Based on data released by China’s Ministry of Agriculture, the average wholesale price of pork peaked in late October at 58.58 yuan ($8.36) per kilogram, then eased to the current 43.40 yuan ($6.14) per kilogram, which is still 120 percent higher from a year ago,
ASF spread throughout China’s provinces rapidly, eight months after the first case was detected in Liaoning Province in August 2018. It has also spread to other Asian countries. China’s production of pork likely has been cut in half by the end of this year, which is roughly the loss of 300 million to 350 million pigs, according to RaboResearch Food & Agribusiness, an organization that collects information across all food and agriculture sectors for its parent company Rabobank.
When the price of pork was around 19.7 yuan ($2.81) per kilogram last December, no one would have imagined that even China’s middle-class families can hardly afford to eat pork regularly this year, which happens to be the year of the pig in the Chinese zodiac.
Local Bank Offers Pork as Incentive to Attract New Customers
Banks in China are now working hard to attract new business in order to meet their annual performance quota toward the end of the year. A local bank grabbed the headlines when it offered expensive pork as an incentive for opening a depository account.
Linhai Rural Commercial Bank in Duqiao, Zhejiang Province offered this promotion on Dec. 16. Clients who deposited 10,000 yuan ($1,427) or more for more than three months would enter a lottery to draw a number, and then claim their free gifts. The pork gifts vary in size, most weighing about one pound, and the biggest ones around 5 pounds.
According to Chinese state media, the promotion was a big success, as the bank gave away 1,097 pork gifts, which translates to 1,097 new depository accounts, within one day.
Wedding Guests Gobble Up Pork Within Minutes
A netizen posted a wedding banquet footage online on Nov. 7 to show just how much the Chinese people crave pork.
In the video, when a pork hock dish was served on a table, all eight guests rushed to devour the meat. One of the guests said, “I haven’t had any pork in half a year!”

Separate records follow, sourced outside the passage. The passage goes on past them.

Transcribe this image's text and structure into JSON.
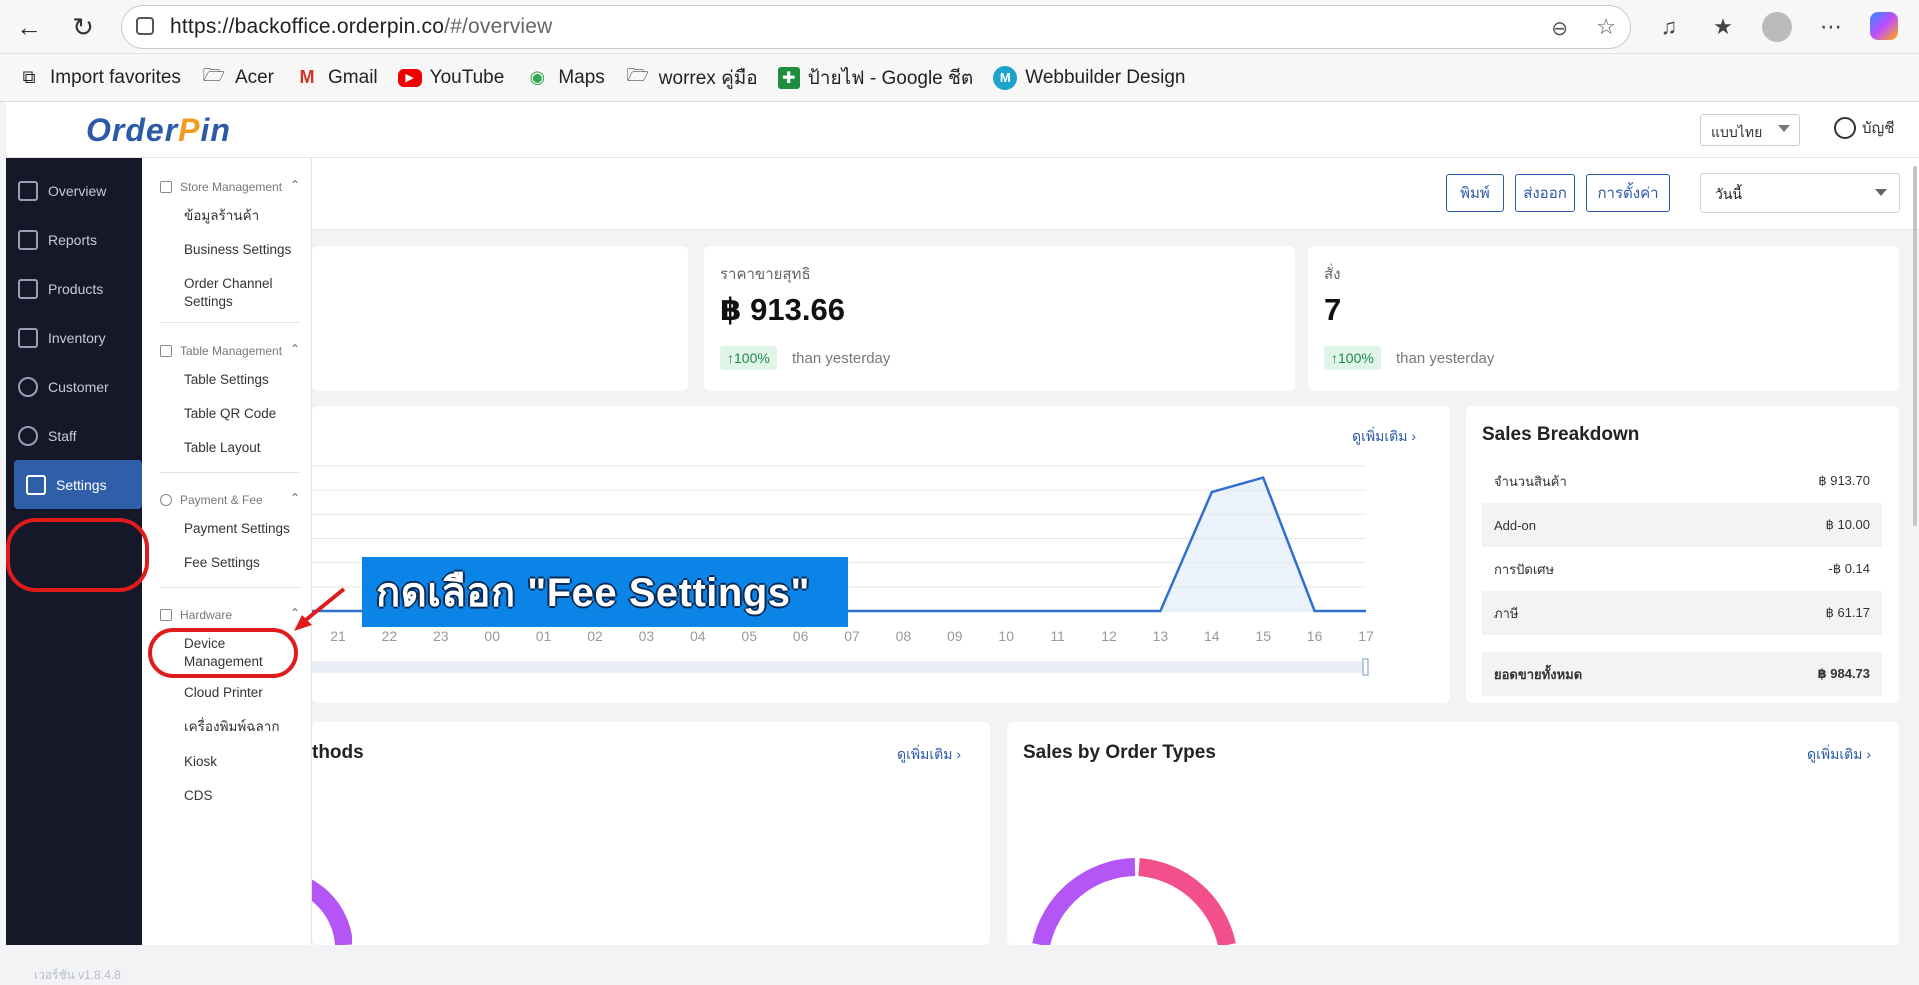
{
  "browser": {
    "url_main": "https://backoffice.orderpin.co",
    "url_hash": "/#/overview",
    "bookmarks": [
      {
        "label": "Import favorites",
        "icon": "import-icon"
      },
      {
        "label": "Acer",
        "icon": "folder-icon"
      },
      {
        "label": "Gmail",
        "icon": "gmail-icon"
      },
      {
        "label": "YouTube",
        "icon": "youtube-icon"
      },
      {
        "label": "Maps",
        "icon": "maps-icon"
      },
      {
        "label": "worrex คู่มือ",
        "icon": "folder-icon"
      },
      {
        "label": "ป้ายไฟ - Google ชีต",
        "icon": "sheets-icon"
      },
      {
        "label": "Webbuilder Design",
        "icon": "webbuilder-icon"
      }
    ]
  },
  "app": {
    "logo": {
      "pre": "Order",
      "o": "P",
      "post": "in"
    },
    "language": "แบบไทย",
    "account": "บัญชี",
    "version": "เวอร์ชัน v1.8.4.8"
  },
  "rail": {
    "items": [
      {
        "label": "Overview",
        "icon": "grid-icon"
      },
      {
        "label": "Reports",
        "icon": "report-icon"
      },
      {
        "label": "Products",
        "icon": "bag-icon"
      },
      {
        "label": "Inventory",
        "icon": "warehouse-icon"
      },
      {
        "label": "Customer",
        "icon": "users-icon"
      },
      {
        "label": "Staff",
        "icon": "staff-icon"
      },
      {
        "label": "Settings",
        "icon": "sliders-icon"
      }
    ]
  },
  "submenu": {
    "store_management": "Store Management",
    "store_info": "ข้อมูลร้านค้า",
    "business_settings": "Business Settings",
    "order_channel_settings": "Order Channel Settings",
    "table_management": "Table Management",
    "table_settings": "Table Settings",
    "table_qr_code": "Table QR Code",
    "table_layout": "Table Layout",
    "payment_fee": "Payment & Fee",
    "payment_settings": "Payment Settings",
    "fee_settings": "Fee Settings",
    "hardware": "Hardware",
    "device_management": "Device Management",
    "cloud_printer": "Cloud Printer",
    "label_printer": "เครื่องพิมพ์ฉลาก",
    "kiosk": "Kiosk",
    "cds": "CDS"
  },
  "toolbar": {
    "print": "พิมพ์",
    "export": "ส่งออก",
    "settings": "การตั้งค่า",
    "date_range": "วันนี้"
  },
  "kpis": [
    {
      "label": "ราคาขายสุทธิ",
      "value": "฿ 913.66",
      "change": "↑100%",
      "compare": "than yesterday"
    },
    {
      "label": "สั่ง",
      "value": "7",
      "change": "↑100%",
      "compare": "than yesterday"
    }
  ],
  "sales_chart": {
    "more": "ดูเพิ่มเติม",
    "x_labels": [
      "21",
      "22",
      "23",
      "00",
      "01",
      "02",
      "03",
      "04",
      "05",
      "06",
      "07",
      "08",
      "09",
      "10",
      "11",
      "12",
      "13",
      "14",
      "15",
      "16",
      "17"
    ]
  },
  "chart_data": {
    "type": "area",
    "x": [
      "21",
      "22",
      "23",
      "00",
      "01",
      "02",
      "03",
      "04",
      "05",
      "06",
      "07",
      "08",
      "09",
      "10",
      "11",
      "12",
      "13",
      "14",
      "15",
      "16",
      "17"
    ],
    "series": [
      {
        "values": [
          0,
          0,
          0,
          0,
          0,
          0,
          0,
          0,
          0,
          0,
          0,
          0,
          0,
          0,
          0,
          0,
          0,
          0.82,
          0.92,
          0,
          0
        ]
      }
    ],
    "grid": true
  },
  "breakdown": {
    "title": "Sales Breakdown",
    "rows": [
      {
        "label": "จำนวนสินค้า",
        "value": "฿ 913.70"
      },
      {
        "label": "Add-on",
        "value": "฿ 10.00"
      },
      {
        "label": "การปัดเศษ",
        "value": "-฿ 0.14"
      },
      {
        "label": "ภาษี",
        "value": "฿ 61.17"
      }
    ],
    "total_label": "ยอดขายทั้งหมด",
    "total_value": "฿ 984.73"
  },
  "payment_methods": {
    "title_partial": "thods",
    "more": "ดูเพิ่มเติม"
  },
  "order_types": {
    "title": "Sales by Order Types",
    "more": "ดูเพิ่มเติม"
  },
  "annotation": {
    "callout": "กดเลือก \"Fee Settings\"",
    "ring_color": "#e01b1b",
    "callout_color": "#0a84e6"
  }
}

Showing Off Wealth: A Necklace Made of Pork
The Chinese-language Epoch Times reported that some young and rich Chinese millennials flaunt their wealth with pork, to announce in a humorous way that pork has already become a luxury item. Some people posted photos of themselves on Chinese social media wearing pork around their necks, as if it was fashionable and expensive jewelry. One photo showed a big chunk of pork in a Dior gift box, while another showed an expensive price tag on a piece of pork. Other photos showed freezers that were jam-packed with the expensive meat.